Cleaning up fall leaves? Stop all that raking, bagging and dragging to the curb - there's definitely an easier, and greener,way to get the job done.
Just chop the leaves into bits with your lawn mower, and use them to help feed your lawn and garden.
In the process, you'll be giving your garden, the environment and yourself a break, and the bounty of fall leaves will benefit your yard and garden instead of being trucked to a landfill.
About 50 percent of the nutrients absorbed by leaves during the growing season are still available in the fallen leaves, so if you return them to your soil, they amount to free fertilizer and essential organic matter to benefit your lawn and garden.
To use autumn leaves effectively, chop them up first with your lawn mower, set to its top deck height.
You don't have to rake them up beforehand, but you may have to run over them twice.
Make sure your mower's blades are sharp, and do the job when the leaves are only 3 to 4 inches deep and a bit damp from morning dew, but not too wet.
Here are four ways you can enhance your lawn, garden and compost pile with chopped up fall leaves:
  1. According to research at Michigan State University, lawn grass benefits greatly from having chopped-up leaves left on the surface.

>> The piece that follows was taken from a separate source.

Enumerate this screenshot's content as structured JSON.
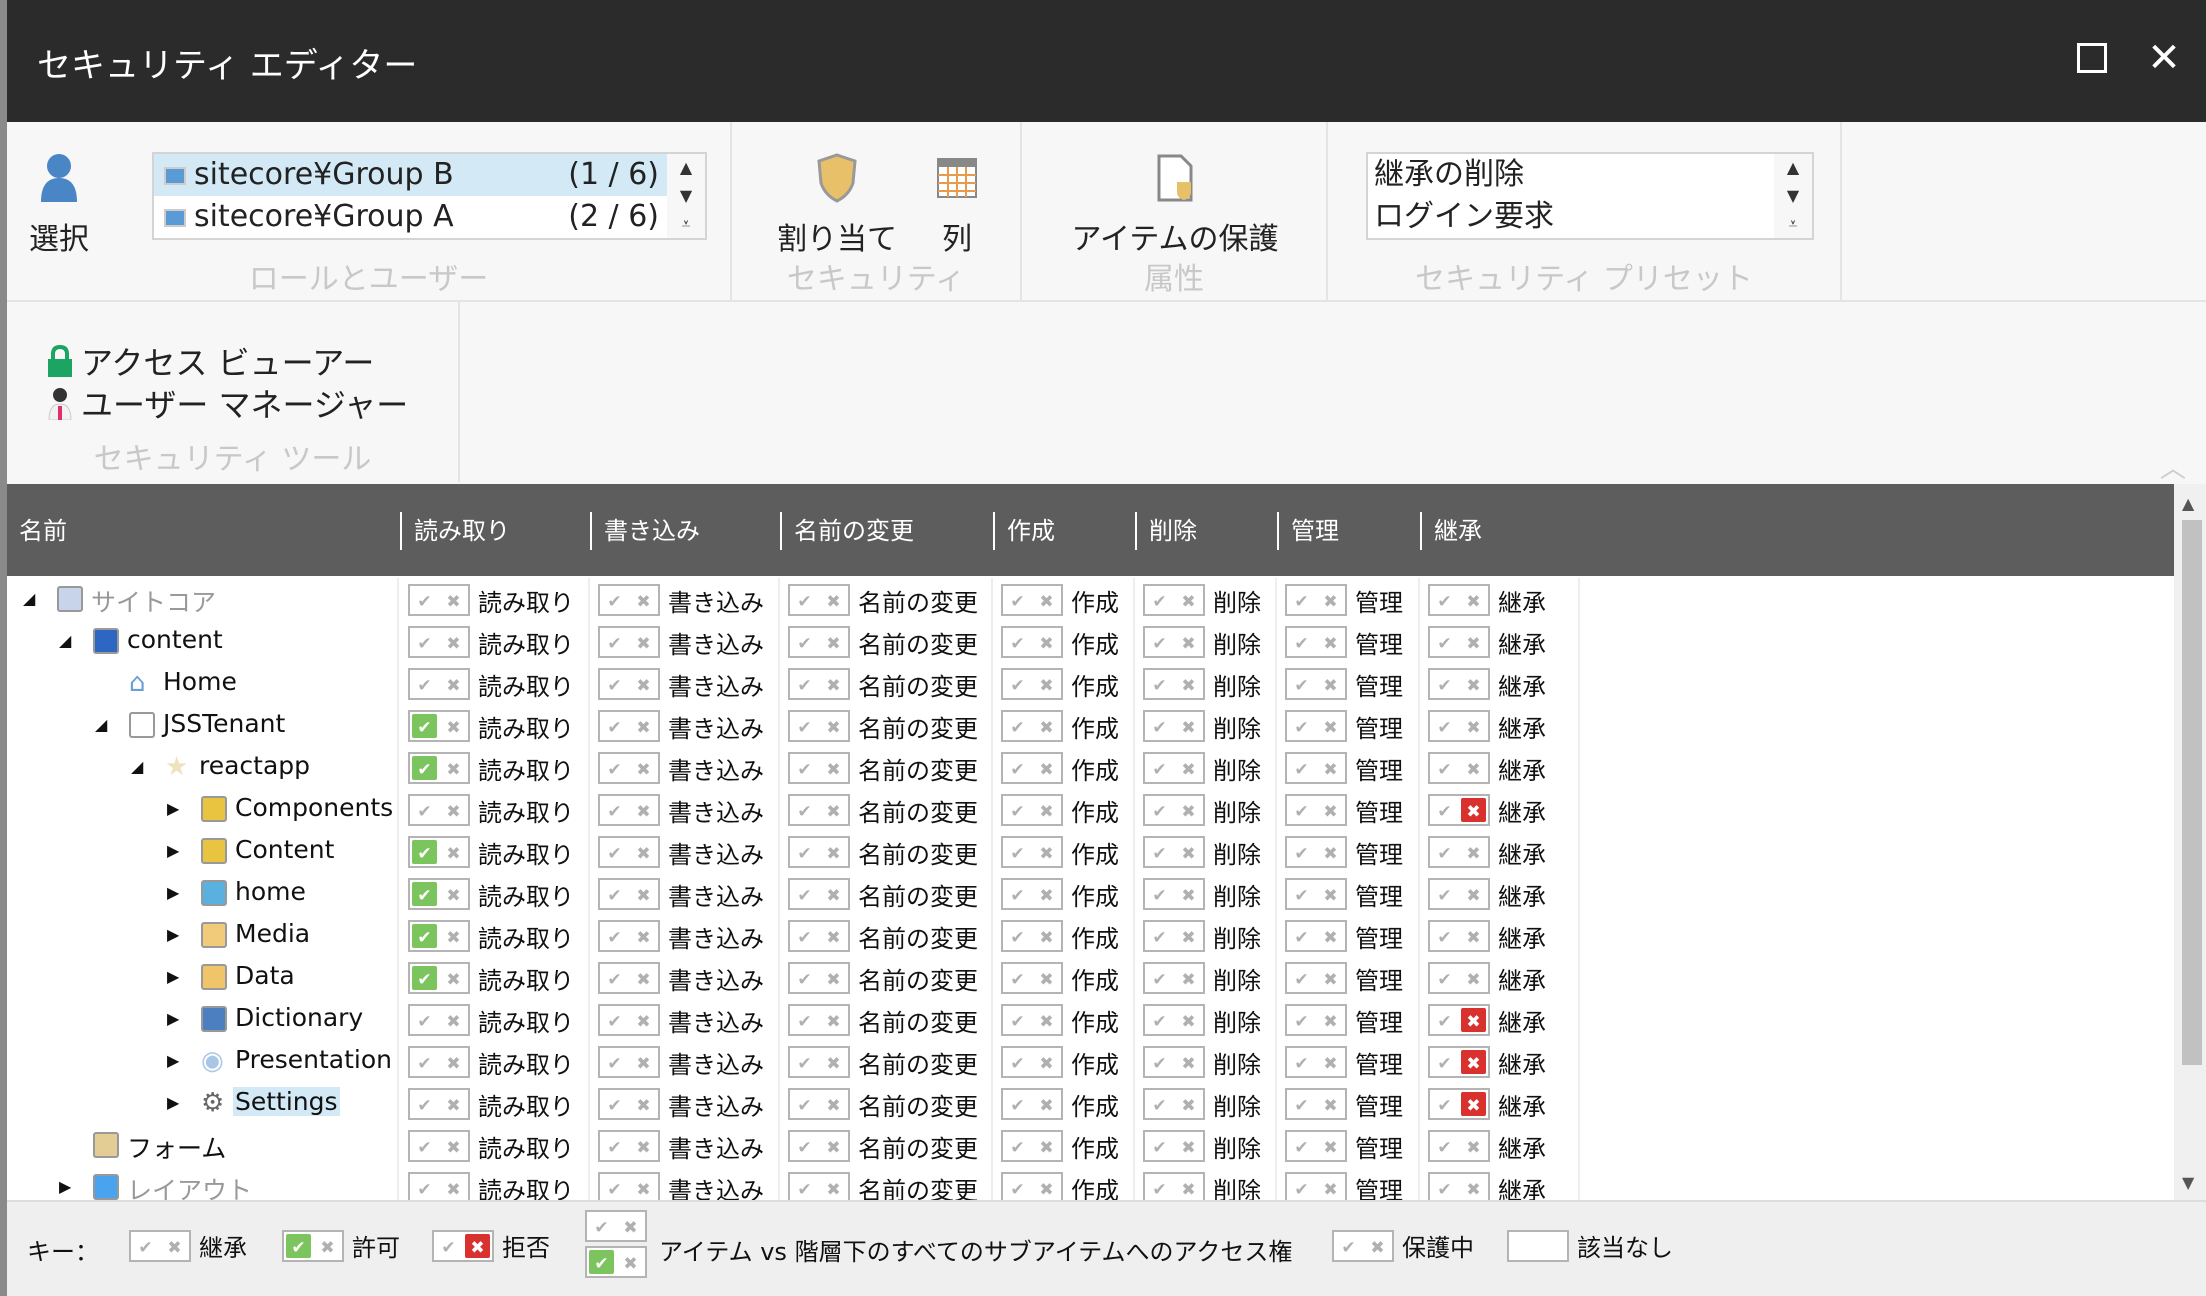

    Like grass clippings, leaves return nutrients and organic matter back to the soil.
    By spring most of the leaf bits will have been broken down.
    Mow leaves into your lawn weekly during the fall.
    Avoid leaving the job until every last leaf has come down, or you could smother your lawn.
  2. Spread on top of your perennial flower beds or under shrubs, a blanket of fall leaves act as winter mulch, regulating temperatures and improving soil quality as they break down.
  3. For your vegetable garden, dig or till chopped-up leaves into the soil.
    They will break down readily over the next few months, leaving the bed nicely workable for spring seed-sowing and planting.
  4. Place chopped fall leaves near your compost pile as they are a good source of "brown material" to help speed up the composting process.
    Fall leaves help to balance green matter in your pile so that the materials break down faster and more thoroughly.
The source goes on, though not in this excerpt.